As the material of the piezoelectric layer 123, zinc oxide (ZnO), aluminum nitride (AlN), doped aluminum nitride, lead zirconate titanium, quartz and the like can be selectively used. In the case of doped aluminum nitride, rare earth metals, transition metals or alkali earth metals can be further included. Rare earth metals can include at least one of styrene (Sc), erbium (Er), yttrium (Y) and ruthenium (La). Transition metals can include at least one of uranium (Hf), titanium (Ti), zirconium (Zr), tantalum (Ta) and niobium (Nb). In addition, alkali earth metals can include magnesium (Mg).

In order to improve the piezoelectric properties, when the content of the element doped with aluminum nitride (AlN) is less than 0.1 atomic %, piezoelectric properties higher than aluminum nitride (AlN) cannot be achieved. When the content of the element exceeds 30 atomic %, it is difficult to manufacture and control the composition used for deposition, so that uneven or undesirable crystalline phases may be formed.

Therefore, in the embodiment of the present invention, the content of the element doped with aluminum nitride (AlN) is in the range of 0.1 atomic % to 30 atomic %.

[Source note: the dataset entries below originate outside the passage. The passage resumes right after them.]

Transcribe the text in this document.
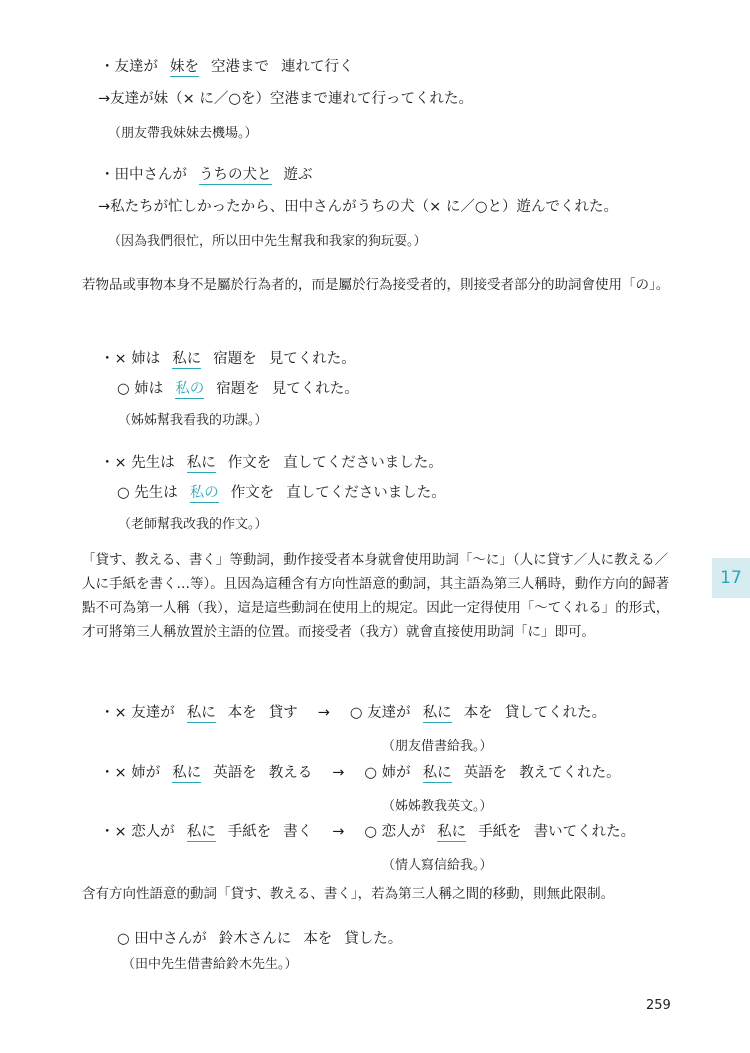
・友達が 妹を 空港まで 連れて行く
→友達が妹（× に／○を）空港まで連れて行ってくれた。
（朋友帶我妹妹去機場。）
・田中さんが うちの犬と 遊ぶ
→私たちが忙しかったから、田中さんがうちの犬（× に／○と）遊んでくれた。
（因為我們很忙，所以田中先生幫我和我家的狗玩耍。）
若物品或事物本身不是屬於行為者的，而是屬於行為接受者的，則接受者部分的助詞會使用「の」。
・× 姉は 私に 宿題を 見てくれた。
○ 姉は 私の 宿題を 見てくれた。
（姊姊幫我看我的功課。）
・× 先生は 私に 作文を 直してくださいました。
○ 先生は 私の 作文を 直してくださいました。
（老師幫我改我的作文。）
「貸す、教える、書く」等動詞，動作接受者本身就會使用助詞「〜に」（人に貸す／人に教える／人に手紙を書く…等）。且因為這種含有方向性語意的動詞，其主語為第三人稱時，動作方向的歸著點不可為第一人稱（我），這是這些動詞在使用上的規定。因此一定得使用「〜てくれる」的形式，才可將第三人稱放置於主語的位置。而接受者（我方）就會直接使用助詞「に」即可。
・× 友達が 私に 本を 貸す → ○ 友達が 私に 本を 貸してくれた。
（朋友借書給我。）
・× 姉が 私に 英語を 教える → ○ 姉が 私に 英語を 教えてくれた。
（姊姊教我英文。）
・× 恋人が 私に 手紙を 書く → ○ 恋人が 私に 手紙を 書いてくれた。
（情人寫信給我。）
含有方向性語意的動詞「貸す、教える、書く」，若為第三人稱之間的移動，則無此限制。
○ 田中さんが 鈴木さんに 本を 貸した。
（田中先生借書給鈴木先生。）
17
259
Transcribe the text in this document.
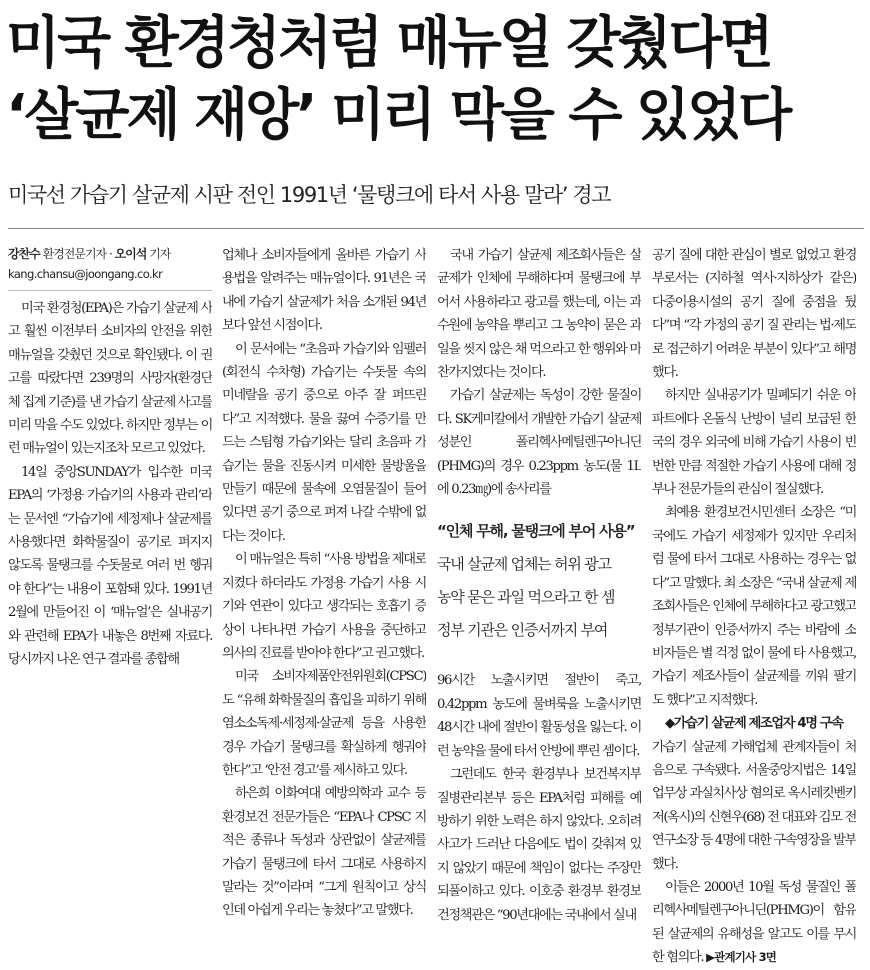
미국 환경청처럼 매뉴얼 갖췄다면
‘살균제 재앙’ 미리 막을 수 있었다
미국선 가습기 살균제 시판 전인 1991년 ‘물탱크에 타서 사용 말라’ 경고
강찬수 환경전문기자 · 오이석 기자
kang.chansu@joongang.co.kr

미국 환경청(EPA)은 가습기 살균제 사고 훨씬 이전부터 소비자의 안전을 위한 매뉴얼을 갖췄던 것으로 확인됐다. 이 권고를 따랐다면 239명의 사망자(환경단체 집계 기준)를 낸 가습기 살균제 사고를 미리 막을 수도 있었다. 하지만 정부는 이런 매뉴얼이 있는지조차 모르고 있었다.

14일 중앙SUNDAY가 입수한 미국 EPA의 ‘가정용 가습기의 사용과 관리’라는 문서엔 “가습기에 세정제나 살균제를 사용했다면 화학물질이 공기로 퍼지지 않도록 물탱크를 수돗물로 여러 번 헹궈야 한다”는 내용이 포함돼 있다. 1991년 2월에 만들어진 이 ‘매뉴얼’은 실내공기와 관련해 EPA가 내놓은 8번째 자료다. 당시까지 나온 연구 결과를 종합해

업체나 소비자들에게 올바른 가습기 사용법을 알려주는 매뉴얼이다. 91년은 국내에 가습기 살균제가 처음 소개된 94년보다 앞선 시점이다.

이 문서에는 “초음파 가습기와 임펠러(회전식 수차형) 가습기는 수돗물 속의 미네랄을 공기 중으로 아주 잘 퍼뜨린다”고 지적했다. 물을 끓여 수증기를 만드는 스팀형 가습기와는 달리 초음파 가습기는 물을 진동시켜 미세한 물방울을 만들기 때문에 물속에 오염물질이 들어 있다면 공기 중으로 퍼져 나갈 수밖에 없다는 것이다.

이 매뉴얼은 특히 “사용 방법을 제대로 지켰다 하더라도 가정용 가습기 사용 시기와 연관이 있다고 생각되는 호흡기 증상이 나타나면 가습기 사용을 중단하고 의사의 진료를 받아야 한다”고 권고했다.

미국 소비자제품안전위원회(CPSC)도 “유해 화학물질의 흡입을 피하기 위해 염소소독제·세정제·살균제 등을 사용한 경우 가습기 물탱크를 확실하게 헹궈야 한다”고 ‘안전 경고’를 제시하고 있다.

하은희 이화여대 예방의학과 교수 등 환경보건 전문가들은 “EPA나 CPSC 지적은 종류나 독성과 상관없이 살균제를 가습기 물탱크에 타서 그대로 사용하지 말라는 것”이라며 “그게 원칙이고 상식인데 아쉽게 우리는 놓쳤다”고 말했다.

국내 가습기 살균제 제조회사들은 살균제가 인체에 무해하다며 물탱크에 부어서 사용하라고 광고를 했는데, 이는 과수원에 농약을 뿌리고 그 농약이 묻은 과일을 씻지 않은 채 먹으라고 한 행위와 마찬가지였다는 것이다.

가습기 살균제는 독성이 강한 물질이다. SK케미칼에서 개발한 가습기 살균제 성분인 폴리헥사메틸렌구아니딘(PHMG)의 경우 0.23ppm 농도(물 1L에 0.23㎎)에 송사리를

“인체 무해, 물탱크에 부어 사용”
국내 살균제 업체는 허위 광고
농약 묻은 과일 먹으라고 한 셈
정부 기관은 인증서까지 부여

96시간 노출시키면 절반이 죽고, 0.42ppm 농도에 물벼룩을 노출시키면 48시간 내에 절반이 활동성을 잃는다. 이런 농약을 물에 타서 안방에 뿌린 셈이다.

그런데도 한국 환경부나 보건복지부 질병관리본부 등은 EPA처럼 피해를 예방하기 위한 노력은 하지 않았다. 오히려 사고가 드러난 다음에도 법이 갖춰져 있지 않았기 때문에 책임이 없다는 주장만 되풀이하고 있다. 이호중 환경부 환경보건정책관은 “90년대에는 국내에서 실내

공기 질에 대한 관심이 별로 없었고 환경부로서는 (지하철 역사·지하상가 같은) 다중이용시설의 공기 질에 중점을 뒀다”며 “각 가정의 공기 질 관리는 법·제도로 접근하기 어려운 부분이 있다”고 해명했다.

하지만 실내공기가 밀폐되기 쉬운 아파트에다 온돌식 난방이 널리 보급된 한국의 경우 외국에 비해 가습기 사용이 빈번한 만큼 적절한 가습기 사용에 대해 정부나 전문가들의 관심이 절실했다.

최예용 환경보건시민센터 소장은 “미국에도 가습기 세정제가 있지만 우리처럼 물에 타서 그대로 사용하는 경우는 없다”고 말했다. 최 소장은 “국내 살균제 제조회사들은 인체에 무해하다고 광고했고 정부기관이 인증서까지 주는 바람에 소비자들은 별 걱정 없이 물에 타 사용했고, 가습기 제조사들이 살균제를 끼워 팔기도 했다”고 지적했다.

◆가습기 살균제 제조업자 4명 구속

가습기 살균제 가해업체 관계자들이 처음으로 구속됐다. 서울중앙지법은 14일 업무상 과실치사상 혐의로 옥시레킷벤키저(옥시)의 신현우(68) 전 대표와 김모 전 연구소장 등 4명에 대한 구속영장을 발부했다.

이들은 2000년 10월 독성 물질인 폴리헥사메틸렌구아니딘(PHMG)이 함유된 살균제의 유해성을 알고도 이를 무시한 혐의다. ▶관계기사 3면
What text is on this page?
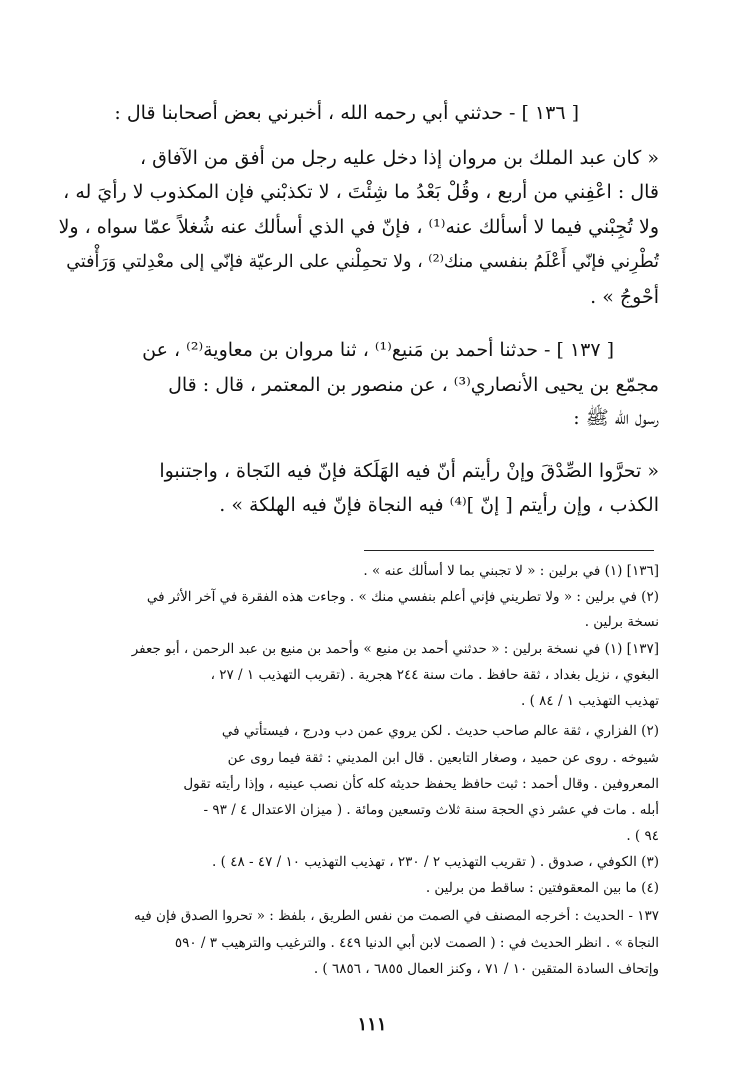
[ ١٣٦ ] - حدثني أبي رحمه الله ، أخبرني بعض أصحابنا قال :
« كان عبد الملك بن مروان إذا دخل عليه رجل من أفق من الآفاق ،
قال : اعْفِني من أربع ، وقُلْ بَعْدُ ما شِئْتَ ، لا تكذبْني فإن المكذوب لا رأيَ له ،
ولا تُجِبْني فيما لا أسألك عنه⁽¹⁾ ، فإنّ في الذي أسألك عنه شُغلاً عمّا سواه ، ولا
تُطْرِني فإنّي أَعْلَمُ بنفسي منك⁽²⁾ ، ولا تحمِلْني على الرعيّة فإنّي إلى معْدِلتي وَرَأْفتي
أحْوجُ » .
[ ١٣٧ ] - حدثنا أحمد بن مَنيع⁽¹⁾ ، ثنا مروان بن معاوية⁽²⁾ ، عن
مجمّع بن يحيى الأنصاري⁽³⁾ ، عن منصور بن المعتمر ، قال : قال
رسول الله ﷺ :
« تحرَّوا الصِّدْقَ وإنْ رأيتم أنّ فيه الهَلَكة فإنّ فيه النَجاة ، واجتنبوا
الكذب ، وإن رأيتم [ إنّ ]⁽⁴⁾ فيه النجاة فإنّ فيه الهلكة » .
[١٣٦] (١) في برلين : « لا تجبني بما لا أسألك عنه » .
(٢) في برلين : « ولا تطريني فإني أعلم بنفسي منك » . وجاءت هذه الفقرة في آخر الأثر في
نسخة برلين .
[١٣٧] (١) في نسخة برلين : « حدثني أحمد بن منيع » وأحمد بن منيع بن عبد الرحمن ، أبو جعفر
البغوي ، نزيل بغداد ، ثقة حافظ . مات سنة ٢٤٤ هجرية . (تقريب التهذيب ١ / ٢٧ ،
تهذيب التهذيب ١ / ٨٤ ) .
(٢) الفزاري ، ثقة عالم صاحب حديث . لكن يروي عمن دب ودرج ، فيستأتي في
شيوخه . روى عن حميد ، وصغار التابعين . قال ابن المديني : ثقة فيما روى عن
المعروفين . وقال أحمد : ثبت حافظ يحفظ حديثه كله كأن نصب عينيه ، وإذا رأيته تقول
أبله . مات في عشر ذي الحجة سنة ثلاث وتسعين ومائة . ( ميزان الاعتدال ٤ / ٩٣ -
٩٤ ) .
(٣) الكوفي ، صدوق . ( تقريب التهذيب ٢ / ٢٣٠ ، تهذيب التهذيب ١٠ / ٤٧ - ٤٨ ) .
(٤) ما بين المعقوفتين : ساقط من برلين .
١٣٧ - الحديث : أخرجه المصنف في الصمت من نفس الطريق ، بلفظ : « تحروا الصدق فإن فيه
النجاة » . انظر الحديث في : ( الصمت لابن أبي الدنيا ٤٤٩ . والترغيب والترهيب ٣ / ٥٩٠
وإتحاف السادة المتقين ١٠ / ٧١ ، وكنز العمال ٦٨٥٥ ، ٦٨٥٦ ) .
١١١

In the embodiment of the present invention, the piezoelectric layer is doped with piezoelectric (Sc) in aluminum nitride (AlN). In this case, the piezoelectric constant can be increased to increase the K _t ² of the acoustic wave resonator. However, the configuration of the present invention is not limited thereto.

The piezoelectric layer 123 according to the embodiment of the present invention includes a piezoelectric portion 123a disposed in the central portion S and a bent portion 123b disposed in the extended portion E.

The piezoelectric portion 123a is a portion directly stacked on the upper surface of the first electrode 121. Therefore, the piezoelectric portion 123a is inserted between the first electrode 121 and the second electrode 125 to form a flat shape together with the first electrode 121 and the second electrode 125.

The bent portion 123b can be understood as a region extending from the piezoelectric portion 123a to the outside and positioned in the extension portion E.

The bent portion 123b is disposed on the insertion layer 170 to be described later, and is formed into a shape in which the upper surface is raised along the shape of the insertion layer 170. Therefore, the piezoelectric layer 123 is bent at the boundary between the piezoelectric portion 123a and the bent portion 123b, and the bent portion 123b is raised corresponding to the thickness and shape of the insertion layer 170.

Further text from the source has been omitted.